As a software developer, reviewing peer-reviewed literature can seem like an alien activity. Many developers do not look sufficiently before they leap, and they end up repeating what’s already out there. Such a cavalier attitude will not be tolerated for your thesis. At the end of your Ph.D., in addition to your thesis being examined, you’ll be required to undergo a Thesis Defense. You must publicly present your research and be interrogated by your examiners and audience. Their job is to identify weaknesses in your work. It would be devastating if they pointed out your objective had already been achieved years earlier. You cannot make a claim to novelty if such knowledge already existed. To avoid this risk, your literature review must be exhaustive.

I found Google Scholar to be an excellent tool for searching peer-reviewed literature. It’s available for free, so you can start your literature review even before applying for your Ph.D. Some of the articles Google Scholar links to are also available for free. Downloading them will give you a taste for academic writing, which tends to be verbose: Every point must be expanded in detail, every argument supported by evidence and citations. Reading such articles will give you a good feel for the style of discourse.

Unfortunately, most articles Google Scholar links to require payment to download. For these, you should wait until you’ve enrolled in your course. Most university libraries pay annual subscriptions to literature databases and can absorb such payments for you.

You can also get a feeling for the existing body of work by searching open-source software on repositories such as SourceForge and GitHub. However, I was surprised how few research groups ran their projects as open source. It’s rare to find one that publishes its source code, even rarer to find one with a proper technical, social and political infrastructure. According to Jono Bacon’s book “The Art of Community,” that means it’s an organization that packages its project up into a distribution; performs regular releases; produces tutorials and examples; has a message forum; has a defect tracker; accepts contributions; engages with its community; and so on. This seems a missed opportunity, because it’s fertile ground for gathering feedback and observations.

Once you’ve completed your literature review, and are satisfied your objective is worthwhile, proper research can begin. But what constitutes “proper research”? The first step is to choose your epistemology and methodology.

Epistemology: Epistemology isn’t a word you hear very often outside of academic circles. It’s Greek for “theory of knowledge.” It’s a philosophical idea related to what we know and on what basis. The short of it is, everything you say in your thesis rests on certain base assumptions. Not everybody will agree with those assumptions. That’s perfectly defensible as long as you spell out what they are. But the problem is, some may be buried so deep in your subconscious that you overlook them.

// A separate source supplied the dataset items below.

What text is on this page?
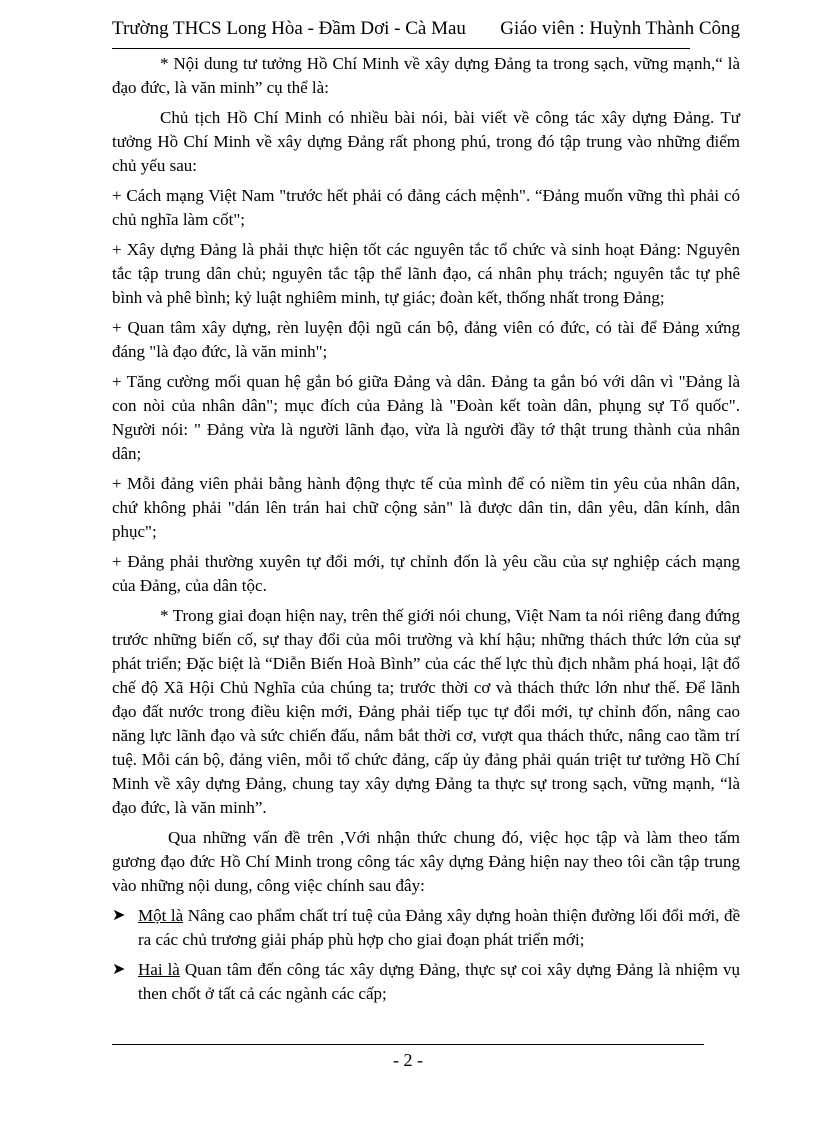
Trường THCS Long Hòa - Đầm Dơi - Cà Mau Giáo viên : Huỳnh Thành Công

* Nội dung tư tưởng Hồ Chí Minh về xây dựng Đảng ta trong sạch, vững mạnh,“ là đạo đức, là văn minh” cụ thể là:

Chủ tịch Hồ Chí Minh có nhiều bài nói, bài viết về công tác xây dựng Đảng. Tư tưởng Hồ Chí Minh về xây dựng Đảng rất phong phú, trong đó tập trung vào những điểm chủ yếu sau:

+ Cách mạng Việt Nam "trước hết phải có đảng cách mệnh". “Đảng muốn vững thì phải có chủ nghĩa làm cốt";

+ Xây dựng Đảng là phải thực hiện tốt các nguyên tắc tổ chức và sinh hoạt Đảng: Nguyên tắc tập trung dân chủ; nguyên tắc tập thể lãnh đạo, cá nhân phụ trách; nguyên tắc tự phê bình và phê bình; kỷ luật nghiêm minh, tự giác; đoàn kết, thống nhất trong Đảng;

+ Quan tâm xây dựng, rèn luyện đội ngũ cán bộ, đảng viên có đức, có tài để Đảng xứng đáng "là đạo đức, là văn minh";

+ Tăng cường mối quan hệ gắn bó giữa Đảng và dân. Đảng ta gắn bó với dân vì "Đảng là con nòi của nhân dân"; mục đích của Đảng là "Đoàn kết toàn dân, phụng sự Tổ quốc". Người nói: " Đảng vừa là người lãnh đạo, vừa là người đầy tớ thật trung thành của nhân dân;

+ Mỗi đảng viên phải bằng hành động thực tế của mình để có niềm tin yêu của nhân dân, chứ không phải "dán lên trán hai chữ cộng sản" là được dân tin, dân yêu, dân kính, dân phục";

+ Đảng phải thường xuyên tự đổi mới, tự chỉnh đốn là yêu cầu của sự nghiệp cách mạng của Đảng, của dân tộc.

* Trong giai đoạn hiện nay, trên thế giới nói chung, Việt Nam ta nói riêng đang đứng trước những biến cố, sự thay đổi của môi trường và khí hậu; những thách thức lớn của sự phát triển; Đặc biệt là “Diễn Biến Hoà Bình” của các thế lực thù địch nhằm phá hoại, lật đổ chế độ Xã Hội Chủ Nghĩa của chúng ta; trước thời cơ và thách thức lớn như thế. Để lãnh đạo đất nước trong điều kiện mới, Đảng phải tiếp tục tự đổi mới, tự chỉnh đốn, nâng cao năng lực lãnh đạo và sức chiến đấu, nắm bắt thời cơ, vượt qua thách thức, nâng cao tầm trí tuệ. Mỗi cán bộ, đảng viên, mỗi tổ chức đảng, cấp ủy đảng phải quán triệt tư tưởng Hồ Chí Minh về xây dựng Đảng, chung tay xây dựng Đảng ta thực sự trong sạch, vững mạnh, “là đạo đức, là văn minh”.

Qua những vấn đề trên ,Với nhận thức chung đó, việc học tập và làm theo tấm gương đạo đức Hồ Chí Minh trong công tác xây dựng Đảng hiện nay theo tôi cần tập trung vào những nội dung, công việc chính sau đây:

➤ Một là Nâng cao phẩm chất trí tuệ của Đảng xây dựng hoàn thiện đường lối đổi mới, đề ra các chủ trương giải pháp phù hợp cho giai đoạn phát triển mới;
➤ Hai là Quan tâm đến công tác xây dựng Đảng, thực sự coi xây dựng Đảng là nhiệm vụ then chốt ở tất cả các ngành các cấp;
- 2 -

To quote a leader in this field, Michael Crotty: “At every point in our research—in our observing, our interpreting, our reporting—we inject a host of assumptions… Such assumptions shape for us the meaning of research questions, the purposiveness of research methodologies, and the interpretability of research findings. Without unpacking these assumptions and clarifying them, no one (including ourselves!) can really divine what our research has been.” In his book, “The Foundations of Social Research: Meaning and perspective in the research process,” he puts it even more forcibly: “Without [clarifying our assumptions], research is not research.”
Action Research: There are several accepted, academically rigorous methodologies that can frame an open-source project as a Ph.D. thesis. The methodology I chose was called Action Research. The idea is to break your overall research into smaller cycles of building something, reflecting on what you’ve built, and then building some more. If you’re thinking this sounds a lot like the industry practice of Iterative Development, you’d be right. In fact the phases of a typical Action Research cycle fit neatly into the stages of Iterative Development, providing an elegant way to marry industrial practice with research methodology.

The main difference is that the “reflecting on what you’ve built” phase needs to be much longer and more rigorous for Action Research than you’d typically undertake for Iterative Development. But that turns out to be a great thing for industrial practice.

One of the most important factors in software development is scope: deciding what to include and what to leave out. Scope creep and feature bloat are recognized risks, impacting development costs and release schedules. Good developers carefully apply rules of thumb as Google’s Joshua Bloch explained in his presentation, “How to Design a Good API and Why It Matters”: every design decision should “minimize conceptual weight.” We should strive to “kill several birds with one stone.” But an implicit difficulty in evaluating this is knowing what the birds are.